Cette lecture donne la triste impression d’une paix introuvable, qui relativise beaucoup les clichés : le 11 novembre 1918 n’est pas la fin de toute violence en Europe. Une liste impressionnante de conflits suit l’armistice et les traités de paix : des guerres civiles (Hongrie, Finlande, Russie…), d’agression (guerre russo-polonaise, guerre gréco-turque), des révoltes et révolutions (Allemagne, Italie…), des affrontements coloniaux (Maroc, Syrie…) et aussi des conflits sociaux majeurs (France, Italie, Allemagne…). Si une partie a été traitée dans un autre ouvrage, Les guerres des Années folles, 1919-1925, on appréciera l’effort de synthèse ici entrepris. L’auteur montre bien que passer d’un monde à l’autre est difficile, que les décideurs ont fait ce qu’ils ont pu, malgré de nombreuses arrière-pensées et appétits fleurant bon le XIXe siècle. Le suivant naît véritablement après 1918 et dans la douleur. De très intéressantes pages expliquent la naissance des différents partis communistes et des conflits de ceux-ci avec les socialistes, et montrent bien toutes les ambiguïtés politiques et sociales dans de nombreux pays. Le cas allemand est à cet égard confondant : la République de Weimar fait très difficilement le deuil de l’Empire allemand et les socialistes d’abord au pouvoir font le jeu des partis d’extrême-droite par peur d’une « contamination » bolchévique, avec des résultats bien plus catastrophiques que le traité de Versailles lui-même.
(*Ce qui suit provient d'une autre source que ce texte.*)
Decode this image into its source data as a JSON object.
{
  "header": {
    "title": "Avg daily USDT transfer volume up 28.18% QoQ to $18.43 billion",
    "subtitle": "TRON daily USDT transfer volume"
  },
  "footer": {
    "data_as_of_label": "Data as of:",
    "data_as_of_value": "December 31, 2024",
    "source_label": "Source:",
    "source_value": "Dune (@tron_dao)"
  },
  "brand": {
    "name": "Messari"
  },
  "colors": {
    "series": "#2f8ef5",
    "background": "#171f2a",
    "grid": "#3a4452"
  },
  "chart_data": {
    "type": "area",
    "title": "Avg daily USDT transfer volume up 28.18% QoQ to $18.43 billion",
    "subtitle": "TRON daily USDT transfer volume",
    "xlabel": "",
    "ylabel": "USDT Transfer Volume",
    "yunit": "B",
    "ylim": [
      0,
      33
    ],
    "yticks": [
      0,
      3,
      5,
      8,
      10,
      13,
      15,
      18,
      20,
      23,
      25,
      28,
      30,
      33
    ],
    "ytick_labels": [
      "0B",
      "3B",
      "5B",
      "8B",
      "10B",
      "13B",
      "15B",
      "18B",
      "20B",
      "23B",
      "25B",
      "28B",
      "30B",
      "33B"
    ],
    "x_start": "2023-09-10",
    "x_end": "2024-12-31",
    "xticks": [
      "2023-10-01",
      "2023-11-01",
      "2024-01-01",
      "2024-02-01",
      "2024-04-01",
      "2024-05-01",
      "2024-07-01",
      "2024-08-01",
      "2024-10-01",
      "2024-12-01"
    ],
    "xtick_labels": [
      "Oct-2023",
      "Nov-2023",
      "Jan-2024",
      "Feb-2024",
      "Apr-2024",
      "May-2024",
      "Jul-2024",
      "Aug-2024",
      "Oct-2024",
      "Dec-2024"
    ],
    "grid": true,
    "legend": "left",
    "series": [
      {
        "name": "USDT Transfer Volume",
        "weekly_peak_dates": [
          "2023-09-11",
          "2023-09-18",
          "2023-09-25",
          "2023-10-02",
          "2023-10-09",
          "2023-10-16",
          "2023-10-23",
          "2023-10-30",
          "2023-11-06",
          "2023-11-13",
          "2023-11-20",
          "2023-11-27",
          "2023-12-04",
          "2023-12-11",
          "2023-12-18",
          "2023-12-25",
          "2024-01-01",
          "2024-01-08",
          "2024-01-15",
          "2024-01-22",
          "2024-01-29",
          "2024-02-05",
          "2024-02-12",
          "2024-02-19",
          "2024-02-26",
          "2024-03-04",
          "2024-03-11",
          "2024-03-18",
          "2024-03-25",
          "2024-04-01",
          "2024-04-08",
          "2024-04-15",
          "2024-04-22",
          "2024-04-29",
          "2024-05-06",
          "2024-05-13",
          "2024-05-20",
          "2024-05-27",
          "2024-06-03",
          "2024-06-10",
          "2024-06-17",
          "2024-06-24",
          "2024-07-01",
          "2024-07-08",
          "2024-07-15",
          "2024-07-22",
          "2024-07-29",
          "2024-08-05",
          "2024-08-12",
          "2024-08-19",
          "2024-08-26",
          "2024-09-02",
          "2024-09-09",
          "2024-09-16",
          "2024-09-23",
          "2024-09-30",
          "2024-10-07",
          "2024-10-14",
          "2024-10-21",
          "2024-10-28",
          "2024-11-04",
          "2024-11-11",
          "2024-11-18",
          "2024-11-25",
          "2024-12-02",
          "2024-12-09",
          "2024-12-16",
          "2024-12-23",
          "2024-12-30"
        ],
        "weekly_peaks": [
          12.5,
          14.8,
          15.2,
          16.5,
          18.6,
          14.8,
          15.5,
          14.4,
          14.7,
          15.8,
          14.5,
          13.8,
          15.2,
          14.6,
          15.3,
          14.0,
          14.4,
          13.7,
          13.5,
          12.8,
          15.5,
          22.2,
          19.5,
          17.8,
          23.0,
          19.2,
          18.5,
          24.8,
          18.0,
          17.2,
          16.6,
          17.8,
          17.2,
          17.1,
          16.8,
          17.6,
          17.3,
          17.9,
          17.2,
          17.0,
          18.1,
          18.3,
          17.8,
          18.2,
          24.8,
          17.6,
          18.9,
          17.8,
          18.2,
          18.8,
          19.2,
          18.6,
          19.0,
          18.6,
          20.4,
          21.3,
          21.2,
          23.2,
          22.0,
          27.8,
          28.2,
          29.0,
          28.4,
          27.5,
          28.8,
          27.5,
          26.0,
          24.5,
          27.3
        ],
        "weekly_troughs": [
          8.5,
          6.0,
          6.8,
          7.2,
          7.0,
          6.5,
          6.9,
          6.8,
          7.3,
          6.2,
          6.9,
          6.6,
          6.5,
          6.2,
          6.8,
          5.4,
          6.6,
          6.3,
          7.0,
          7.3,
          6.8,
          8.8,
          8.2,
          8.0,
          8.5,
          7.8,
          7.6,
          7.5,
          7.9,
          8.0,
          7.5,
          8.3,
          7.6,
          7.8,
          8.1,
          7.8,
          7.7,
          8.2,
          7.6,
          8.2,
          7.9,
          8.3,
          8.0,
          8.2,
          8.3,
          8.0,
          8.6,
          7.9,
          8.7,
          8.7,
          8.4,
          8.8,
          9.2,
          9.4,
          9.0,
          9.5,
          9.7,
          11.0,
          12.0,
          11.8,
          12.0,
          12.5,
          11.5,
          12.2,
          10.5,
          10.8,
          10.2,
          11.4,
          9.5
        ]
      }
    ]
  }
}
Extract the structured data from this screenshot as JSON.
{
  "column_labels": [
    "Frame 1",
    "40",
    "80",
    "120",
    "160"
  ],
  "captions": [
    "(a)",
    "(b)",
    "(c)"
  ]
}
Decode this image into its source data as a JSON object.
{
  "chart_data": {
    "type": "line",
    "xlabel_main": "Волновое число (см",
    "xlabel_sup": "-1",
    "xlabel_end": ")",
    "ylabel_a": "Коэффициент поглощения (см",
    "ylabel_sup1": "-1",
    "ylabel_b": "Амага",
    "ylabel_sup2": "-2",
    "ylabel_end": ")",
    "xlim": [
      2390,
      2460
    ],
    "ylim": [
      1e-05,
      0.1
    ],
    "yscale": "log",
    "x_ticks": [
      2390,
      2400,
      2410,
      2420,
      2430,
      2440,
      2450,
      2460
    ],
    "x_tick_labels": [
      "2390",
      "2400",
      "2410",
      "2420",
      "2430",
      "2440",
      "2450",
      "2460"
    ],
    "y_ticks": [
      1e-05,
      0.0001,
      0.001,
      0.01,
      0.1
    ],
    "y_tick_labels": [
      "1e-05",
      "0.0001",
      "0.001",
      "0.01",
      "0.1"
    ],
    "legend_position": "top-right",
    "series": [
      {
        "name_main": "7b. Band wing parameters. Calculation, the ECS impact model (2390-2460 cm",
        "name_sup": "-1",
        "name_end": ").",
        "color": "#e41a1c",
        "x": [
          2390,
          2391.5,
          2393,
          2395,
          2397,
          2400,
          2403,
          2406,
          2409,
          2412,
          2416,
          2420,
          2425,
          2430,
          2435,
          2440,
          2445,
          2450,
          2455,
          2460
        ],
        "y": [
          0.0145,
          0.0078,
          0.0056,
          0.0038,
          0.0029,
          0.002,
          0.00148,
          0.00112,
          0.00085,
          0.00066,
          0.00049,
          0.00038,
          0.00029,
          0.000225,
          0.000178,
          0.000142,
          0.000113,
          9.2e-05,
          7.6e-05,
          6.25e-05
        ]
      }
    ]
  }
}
La naissance et la diffusion du fascisme en Italie est également rappelée, ainsi que les déchirements de la gauche française en 1919-1920, sans parti pris ni commentaire déplacé de la part de l’auteur. Les choses sont bien expliquées, traitées avec professionnalisme et on comprend bien pourquoi tels choix ont été faits et pas tels autres. Sortir de la guerre est aussi difficile, sinon plus, que d’y entrer.
Il restait certes possible d’affiner l’analyse en prenant un peu plus en compte les éléments culturels ou religieux, importants dans de nombreux cas : le rôle de l’Église catholique belge ou française pendant la guerre et après est ainsi important, ainsi que les dimensions religieuses de la guerre civile russe ou le dégoût de nombreuses églises catholiques pour la révolution et le bolchévisme, qui ont parfois conduit à des compromissions avec certains pouvoirs en place.
Conclusion
Ces remarques faites, nous sommes en face d’un très bon ouvrage, solide, à la lecture plaisante et qui donne envie d’en apprendre davantage. Le lecteur averti apprendra quand même des choses et aura une somme à jour et le néophyte trouvera un travail conséquent, à même d’embrasser la complexité de ces années. Bon nombre d’enseignants du secondaire peuvent aussi y trouver de la matière utile pour nourrir leur enseignement. L’épaisseur du livre ne doit pas repousser : le volume est nécessaire à l’explication et à la nuance, deux points cardinaux en histoire. On pourra sans peine poursuivre cette lecture par celle des deux volumes suivants, même si je trouve à titre personnel que celui-ci est le meilleur des trois, ce qui est très subjectif.